Great news for Yellowstone Bison! Last Friday, the Montana Fish, Wildlife and Parks Commission voted to allow 68 bison, some of the last genetically pure bison in America, currently being held in quarantine, to be moved to Fort Belknap and Fort Peck reservations.
Earlier this year, Care2′s Beth Buczynski wrote here about the ritual hazing and slaughter of Yellowstone bison if they strayed beyond the park boundaries.
Bison Being Moved To Tribal Lands
As Defenders of Wildlife wrote:
“Because of an unsubstantiated fear that bison will transmit a disease called brucellosis to domestic cattle, bison face a grim fate: Harassed back into the park where food is scarce; shot on sight; or shipped off to slaughter.”
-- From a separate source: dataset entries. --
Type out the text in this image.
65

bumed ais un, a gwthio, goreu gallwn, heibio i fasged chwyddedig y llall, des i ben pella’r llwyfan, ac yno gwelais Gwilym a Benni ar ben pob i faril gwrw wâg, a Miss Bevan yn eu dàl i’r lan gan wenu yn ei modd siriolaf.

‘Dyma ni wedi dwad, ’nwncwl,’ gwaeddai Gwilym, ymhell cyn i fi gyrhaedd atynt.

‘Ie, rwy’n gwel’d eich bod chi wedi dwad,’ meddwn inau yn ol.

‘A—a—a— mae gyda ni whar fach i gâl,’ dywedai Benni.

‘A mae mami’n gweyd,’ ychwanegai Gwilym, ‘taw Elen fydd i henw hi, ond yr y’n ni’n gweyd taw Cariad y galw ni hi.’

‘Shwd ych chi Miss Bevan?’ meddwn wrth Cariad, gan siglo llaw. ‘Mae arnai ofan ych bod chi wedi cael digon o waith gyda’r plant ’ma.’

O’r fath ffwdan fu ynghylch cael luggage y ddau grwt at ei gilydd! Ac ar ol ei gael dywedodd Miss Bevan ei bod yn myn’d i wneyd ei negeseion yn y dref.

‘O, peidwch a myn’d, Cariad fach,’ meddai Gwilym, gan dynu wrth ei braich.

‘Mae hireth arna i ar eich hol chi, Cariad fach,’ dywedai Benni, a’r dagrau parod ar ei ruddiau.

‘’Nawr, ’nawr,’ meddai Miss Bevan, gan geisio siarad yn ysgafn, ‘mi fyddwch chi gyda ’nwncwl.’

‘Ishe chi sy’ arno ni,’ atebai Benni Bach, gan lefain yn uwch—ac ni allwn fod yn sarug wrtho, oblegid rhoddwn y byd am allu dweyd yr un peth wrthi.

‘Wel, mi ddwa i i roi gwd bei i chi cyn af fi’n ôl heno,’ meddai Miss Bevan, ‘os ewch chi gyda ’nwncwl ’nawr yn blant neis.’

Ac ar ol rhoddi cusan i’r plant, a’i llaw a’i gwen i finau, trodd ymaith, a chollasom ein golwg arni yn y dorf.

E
But now Defenders is reporting that the Montana Fish, Wildlife and Parks Commission have voted to approve a land-mark plan to move these bison from quarantine to these tribal reservations, and thus away from the threat of potential slaughter.
A Care2 petition to save the Yellowstone bison garnered over 80,000 signatures, and Care2 activists, along with thousands of other animal lovers, have worked hard with Defenders of Wildlife to protect these American icons. And finally, the work is paying off.
From Defenders of Wildlife:
This is a significant milestone for the restoration of genetically pure bison and a critical step forward for returning these animals, which migrated out of Yellowstone Park, to parts of their historic range across the Great Plains.
The tribes of Fort Peck and Fort Belknap Reservations have repeatedly offered to welcome the bison back. For this we owe these tribes and the Montana Fish, Wildlife and Parks Commission our sincere gratitude.
Returning these animals to tribal lands will allow at least some of Yellowstone’s bison to escape the government-led slaughter that has occurred in the past decade when bison have migrated out of the Park in winter in search of forage.
More innovative strategies need to be developed as an alternative to slaughter and as a way to restore genetically pure bison to the wild beyond the confines of the park. These are the most genetically important bison in the United States and should not be killed needlessly, especially when there is plenty of suitable habitat available.
Governor Brian Schweitzer Deserves Some Credit Too
Even Montana Governor Brian Schweitzer, who is not always known for his conservation practices, deserves some credit here. Earlier this year, Governor Schweitzer issued a surprise executive order overruling the decision of a federal judge just one day earlier that had cleared the way for the National Park Service to execute hundreds of bison, half of which are believed to be carrying the disease brucellosis.
Brucellosis is harmless to bison but can spread to cattle and cause pregnant cows to spontaneously abort. And even though there has never been a documented case of a wild bison infecting a cow, the risk is too great for Montana’s cattlemen, arguably the state’s most powerful political lobby.